L’Agenzia delle Entrate però comunicava agli eredi il ricalcolo delle somme dovute all’erario, in quanto riteneva che la deduzione operata dai contribuenti non fosse dovuta. I provvedimenti di diniego dell’Agenzia delle Entrate venivano impugnati davanti alla Commissione Tributaria Provinciale, la quale respingeva i ricorsi, a loro volta nuovamente rigettati dalla CTR della Lombardia.
I giudici di merito ritenevano, infatti, che per quanto riguarda le partecipzioni in società di persone, gli eredi non acquisiscono automaticamente la qualifica di socio, salvo ciò non sia previsto dallo statuto ex art. 2284 c.c., ma conseguono un credito di pari valore della quota alla data della morte del socio loro congiunto; né l’intrasferibilità della posizione di socio in capo agli eredi può dirsi sanata dalla stipula di un atto inter vivos ricognitivo e modificatorio di patti sociali di società in nome collettivo stipulato successivamente dagli eredi, con cui gli stessi subentrano nella quota del de cuius, in quanto avente natura di nuovo atto che consente di acquisire la qualifica di “socio” dalla data della stipula e non retroattivamente.

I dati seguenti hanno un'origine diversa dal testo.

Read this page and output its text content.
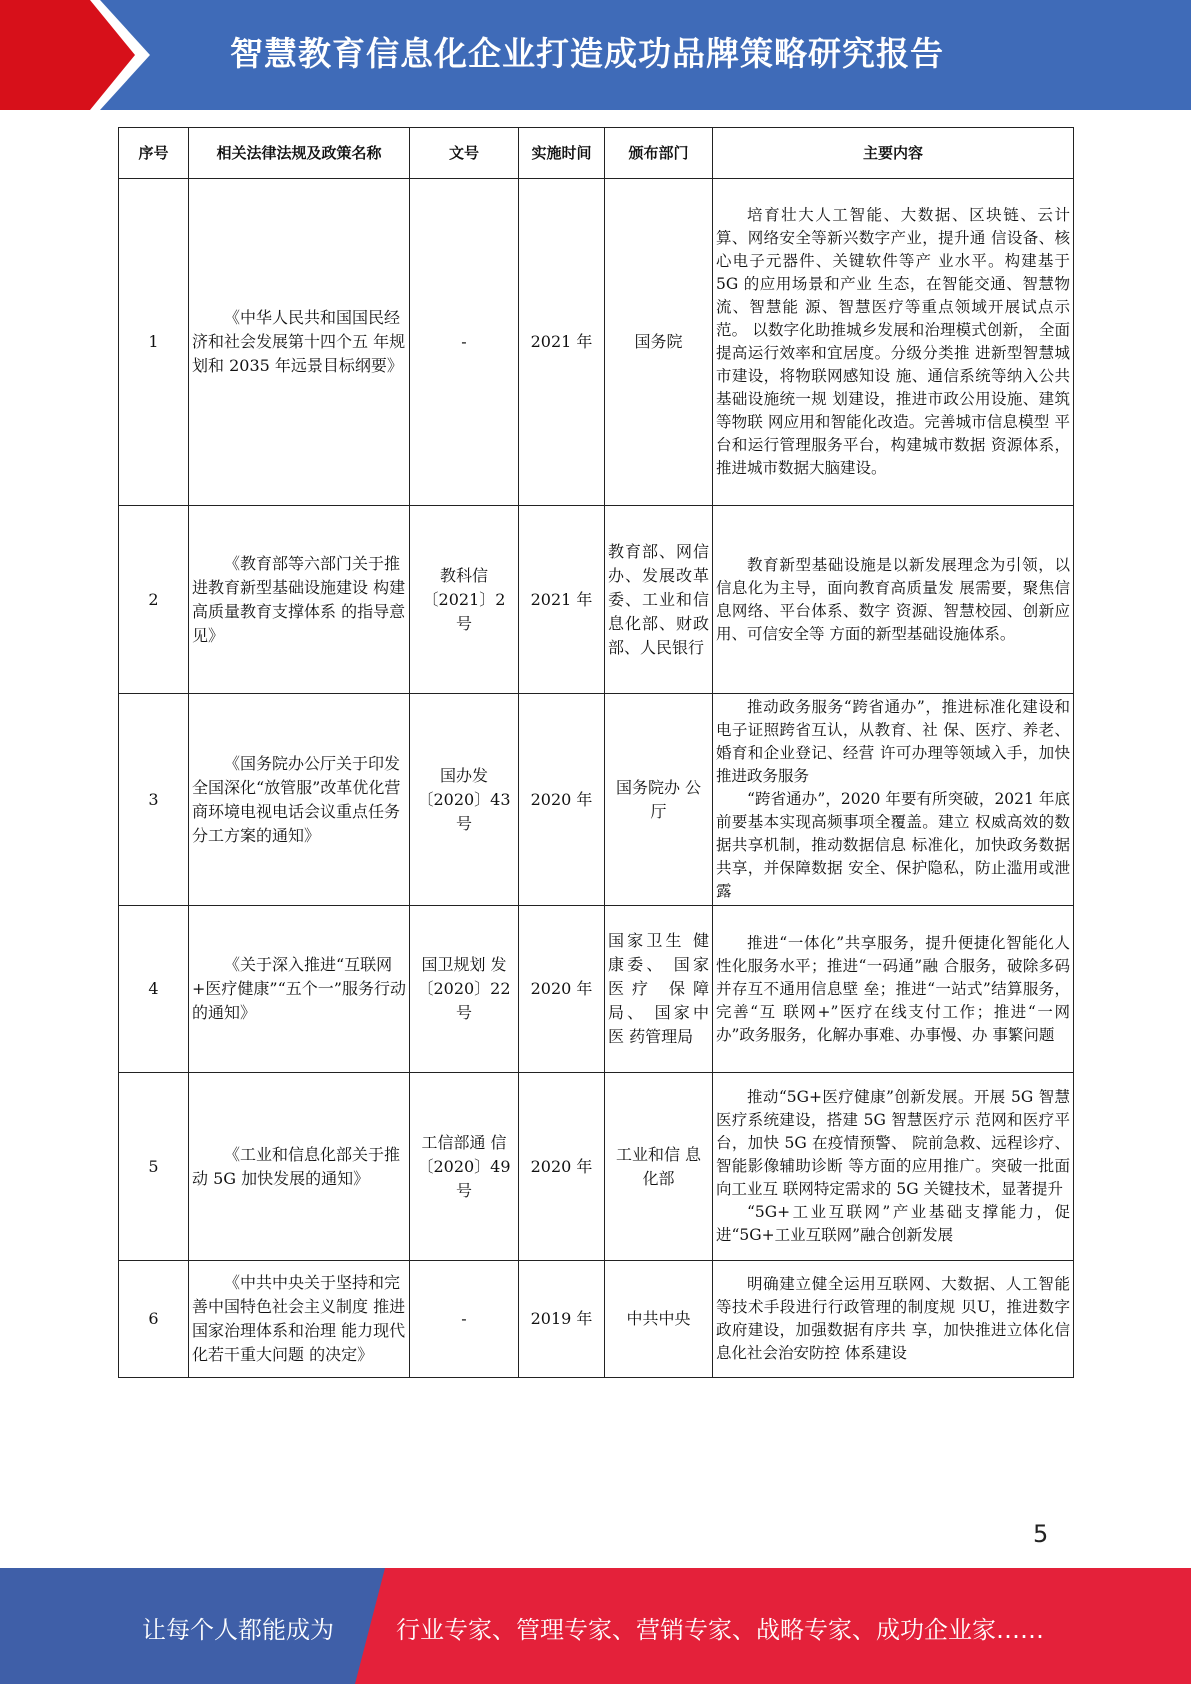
智慧教育信息化企业打造成功品牌策略研究报告
序号	相关法律法规及政策名称	文号	实施时间	颁布部门	主要内容
1	《中华人民共和国国民经 济和社会发展第十四个五 年规划和 2035 年远景目标纲要》	-	2021 年	国务院	培育壮大人工智能、大数据、区块链、云计算、网络安全等新兴数字产业，提升通 信设备、核心电子元器件、关键软件等产 业水平。构建基于 5G 的应用场景和产业 生态，在智能交通、智慧物流、智慧能 源、智慧医疗等重点领域开展试点示范。 以数字化助推城乡发展和治理模式创新， 全面提高运行效率和宜居度。分级分类推 进新型智慧城市建设，将物联网感知设 施、通信系统等纳入公共基础设施统一规 划建设，推进市政公用设施、建筑等物联 网应用和智能化改造。完善城市信息模型 平台和运行管理服务平台，构建城市数据 资源体系，推进城市数据大脑建设。
2	《教育部等六部门关于推 进教育新型基础设施建设 构建高质量教育支撑体系 的指导意见》	教科信〔2021〕2 号	2021 年	教育部、网信办、发展改革委、工业和信息化部、财政部、人民银行	教育新型基础设施是以新发展理念为引领，以信息化为主导，面向教育高质量发 展需要，聚焦信息网络、平台体系、数字 资源、智慧校园、创新应用、可信安全等 方面的新型基础设施体系。
3	《国务院办公厅关于印发 全国深化“放管服”改革优化营商环境电视电话会议重点任务分工方案的通知》	国办发〔2020〕43 号	2020 年	国务院办 公厅	推动政务服务“跨省通办”，推进标准化建设和电子证照跨省互认，从教育、社 保、医疗、养老、婚育和企业登记、经营 许可办理等领域入手，加快推进政务服务
“跨省通办”，2020 年要有所突破，2021 年底前要基本实现高频事项全覆盖。建立 权威高效的数据共享机制，推动数据信息 标准化，加快政务数据共享，并保障数据 安全、保护隐私，防止滥用或泄露

4	《关于深入推进“互联网 +医疗健康”“五个一”服务行动的通知》	国卫规划 发〔2020〕22 号	2020 年	国家卫生 健康委、 国家医疗 保障局、 国家中医 药管理局	推进“一体化”共享服务，提升便捷化智能化人性化服务水平；推进“一码通”融 合服务，破除多码并存互不通用信息壁 垒；推进“一站式”结算服务，完善“互 联网+”医疗在线支付工作；推进“一网 办”政务服务，化解办事难、办事慢、办 事繁问题
5	《工业和信息化部关于推动 5G 加快发展的通知》	工信部通 信〔2020〕49 号	2020 年	工业和信 息化部	推动“5G+医疗健康”创新发展。开展 5G 智慧医疗系统建设，搭建 5G 智慧医疗示 范网和医疗平台，加快 5G 在疫情预警、 院前急救、远程诊疗、智能影像辅助诊断 等方面的应用推广。突破一批面向工业互 联网特定需求的 5G 关键技术，显著提升
“5G+工业互联网”产业基础支撑能力，促进“5G+工业互联网”融合创新发展

6	《中共中央关于坚持和完 善中国特色社会主义制度 推进国家治理体系和治理 能力现代化若干重大问题 的决定》	-	2019 年	中共中央	明确建立健全运用互联网、大数据、人工智能等技术手段进行行政管理的制度规 贝U，推进数字政府建设，加强数据有序共 享，加快推进立体化信息化社会治安防控 体系建设
5
让每个人都能成为	行业专家、管理专家、营销专家、战略专家、成功企业家……
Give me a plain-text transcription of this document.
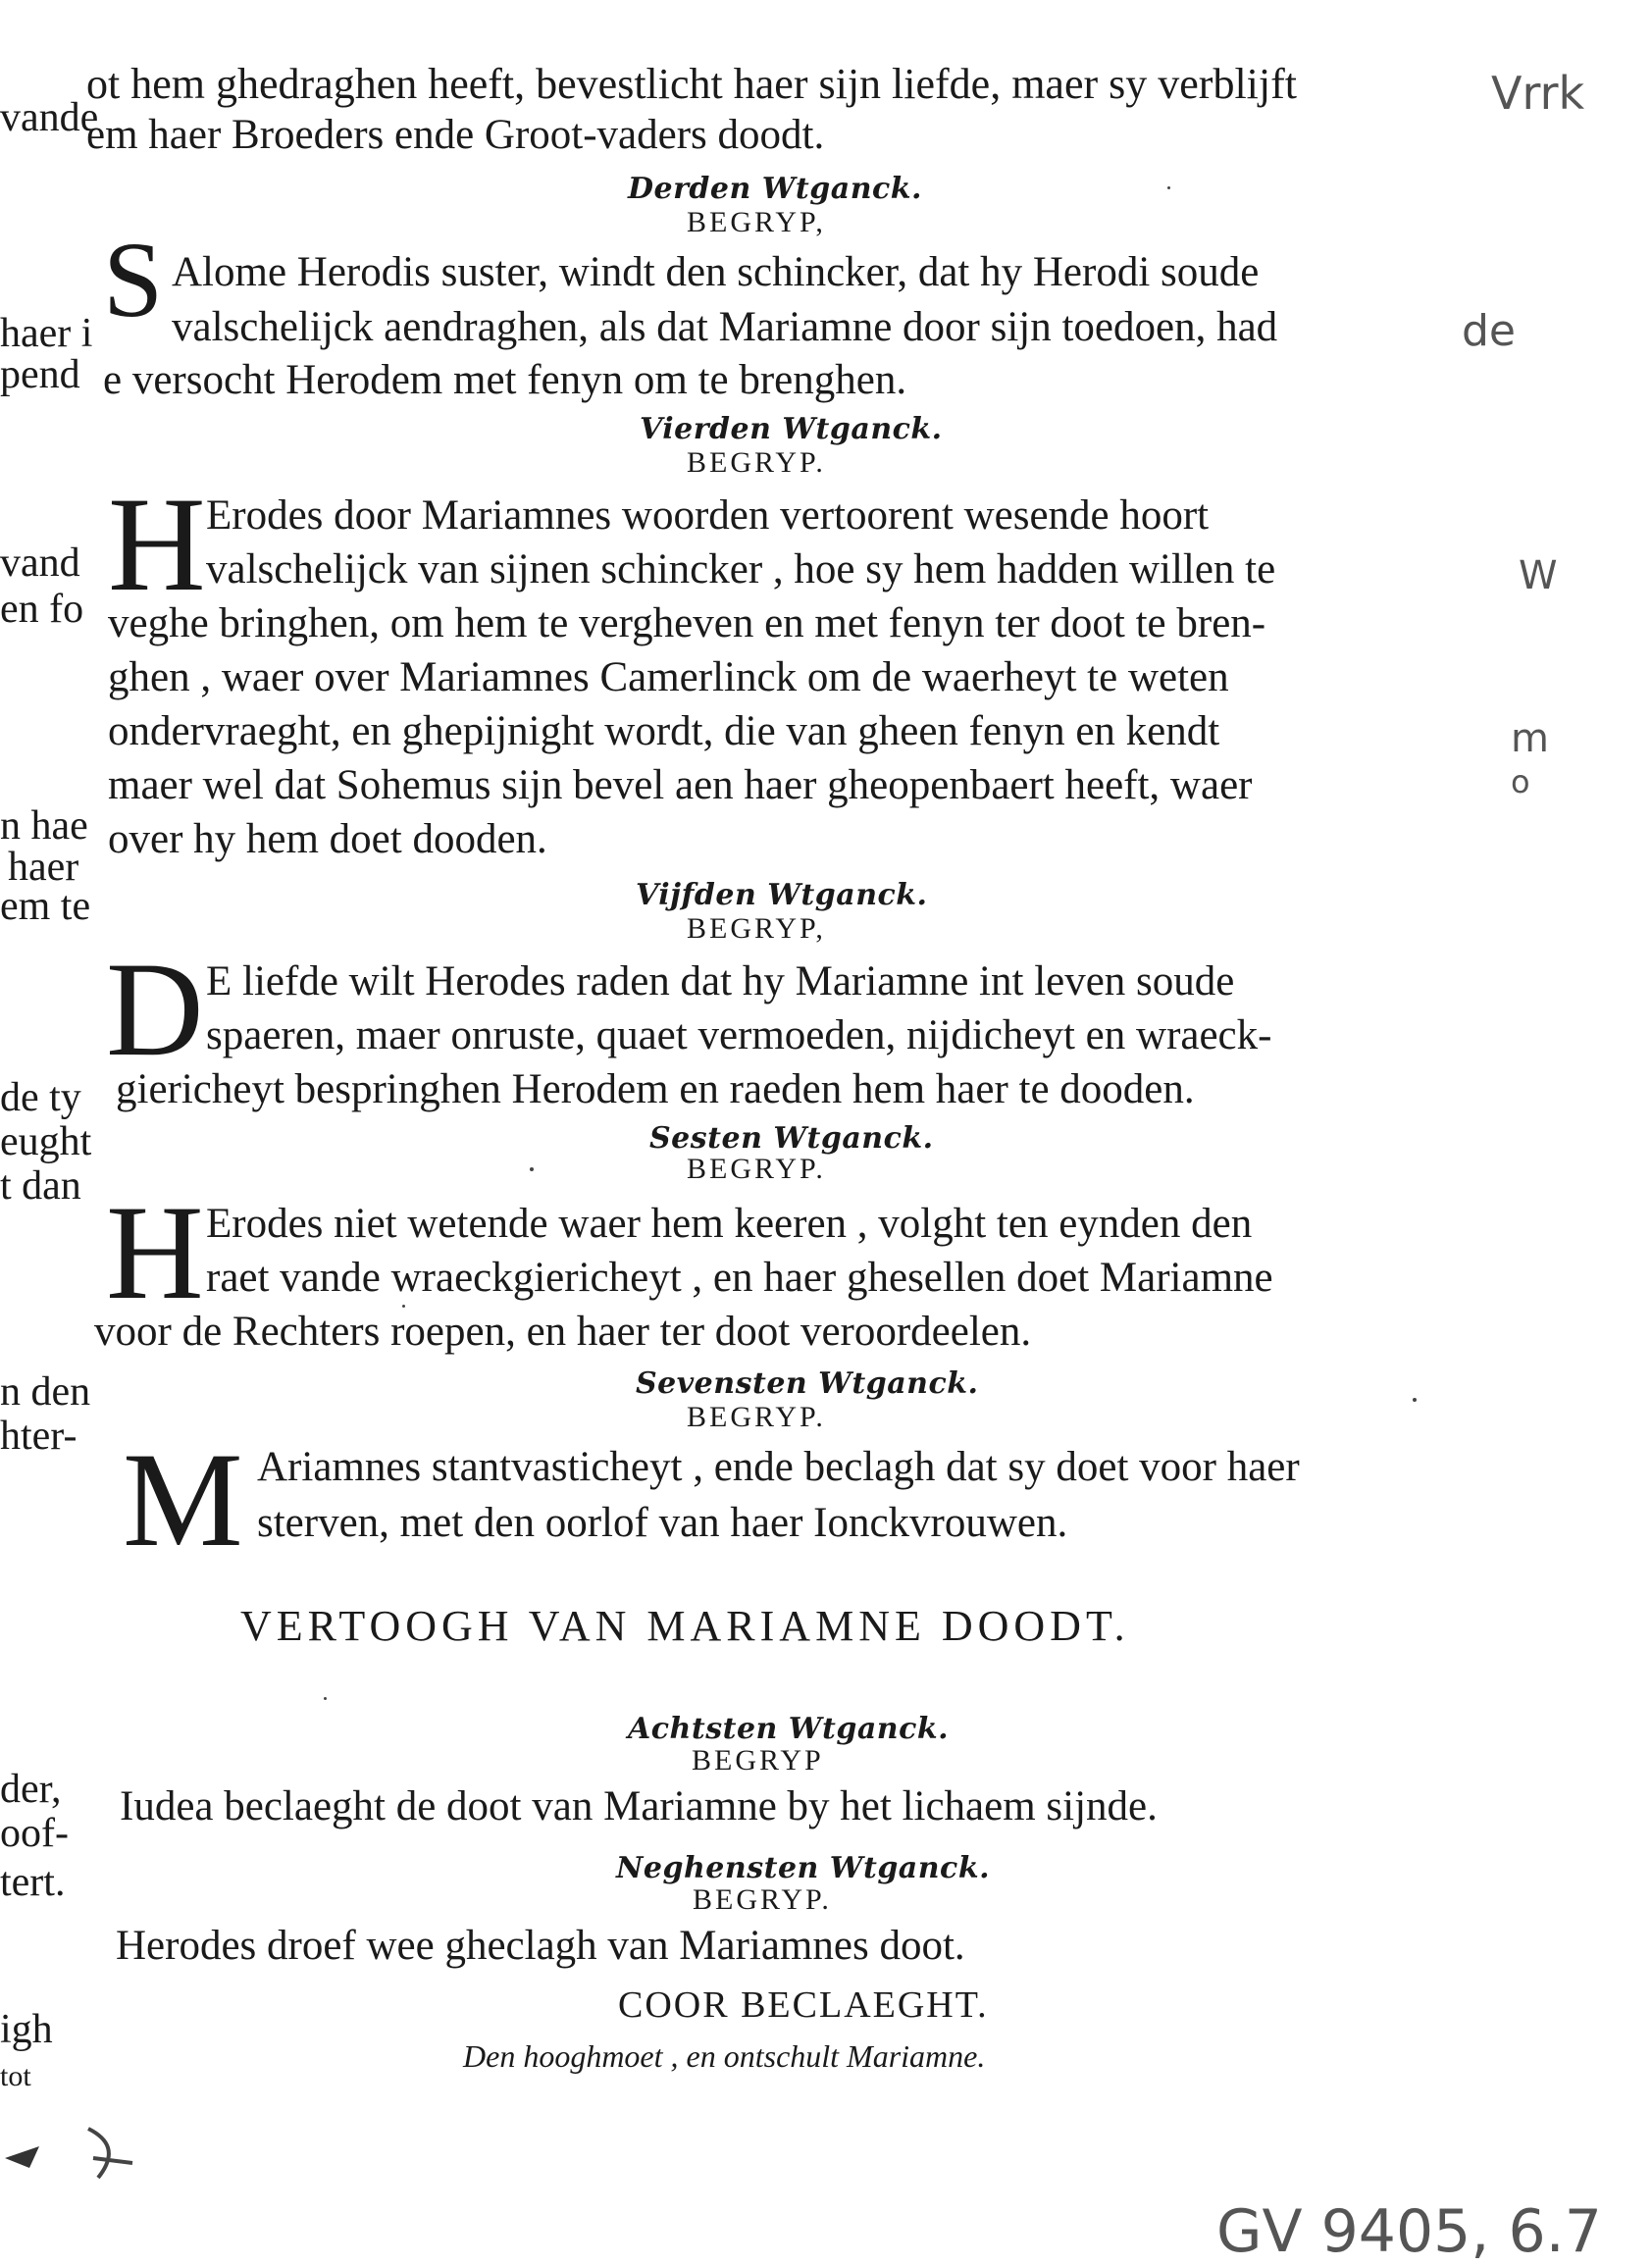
vande
haer i
pend
vand
en fo
n hae
haer
em te
de ty
eught
t dan
n den
hter-
der,
oof-
tert.
igh
tot
Vrrk
de
W
m
o
GV 9405, 6.7
ot hem ghedraghen heeft, bevestlicht haer sijn liefde, maer sy verblijft
em haer Broeders ende Groot-vaders doodt.
Derden Wtganck.
BEGRYP,
S Alome Herodis suster, windt den schincker, dat hy Herodi soude
valschelijck aendraghen, als dat Mariamne door sijn toedoen, had
e versocht Herodem met fenyn om te brenghen.
Vierden Wtganck.
BEGRYP.
H Erodes door Mariamnes woorden vertoorent wesende hoort
valschelijck van sijnen schincker , hoe sy hem hadden willen te
veghe bringhen, om hem te vergheven en met fenyn ter doot te bren-
ghen , waer over Mariamnes Camerlinck om de waerheyt te weten
ondervraeght, en ghepijnight wordt, die van gheen fenyn en kendt
maer wel dat Sohemus sijn bevel aen haer gheopenbaert heeft, waer
over hy hem doet dooden.
Vijfden Wtganck.
BEGRYP,
D E liefde wilt Herodes raden dat hy Mariamne int leven soude
spaeren, maer onruste, quaet vermoeden, nijdicheyt en wraeck-
giericheyt bespringhen Herodem en raeden hem haer te dooden.
Sesten Wtganck.
BEGRYP.
H Erodes niet wetende waer hem keeren , volght ten eynden den
raet vande wraeckgiericheyt , en haer ghesellen doet Mariamne
voor de Rechters roepen, en haer ter doot veroordeelen.
Sevensten Wtganck.
BEGRYP.
M Ariamnes stantvasticheyt , ende beclagh dat sy doet voor haer
sterven, met den oorlof van haer Ionckvrouwen.
VERTOOGH VAN MARIAMNE DOODT.
Achtsten Wtganck.
BEGRYP
Iudea beclaeght de doot van Mariamne by het lichaem sijnde.
Neghensten Wtganck.
BEGRYP.
Herodes droef wee gheclagh van Mariamnes doot.
COOR BECLAEGHT.
Den hooghmoet , en ontschult Mariamne.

La vicenda finisce dunque davanti ai giudici di legittimità, i quali respingono il ricorso degli eredi, confermando le pronunce di merito.
Le argomentazioni della Cassazione
Innanzitutto, la Corte di Cassazione precisa in via preliminare che, in base al disposto di cui all’art. 2284 c.c., quando muore un socio e dunque si scioglie il rapporto contrattuale, i soci superstiti devono procedere alla liquidazione della quota agli eredi. In alternativa, i predetti soci possono decidere di sciogliere direttamente la società, in siffatta circostanza, le spettanze agli eredi vengono disciplinate nell'ambito della generale procedura di liquidazione dell'intera società. I soci possono però anche decidere di continuare la società assieme agli eredi del socio defunto, stipulando con essi un accordo di continuazione, come è accaduto nel caso di specie, in cui gli eredi del socio defunto avevano sottoscritto con i soci superstiti un accordo con cui deliberavano l’ingresso nella società degli eredi nella medesima posizione sociale del loro dante causa.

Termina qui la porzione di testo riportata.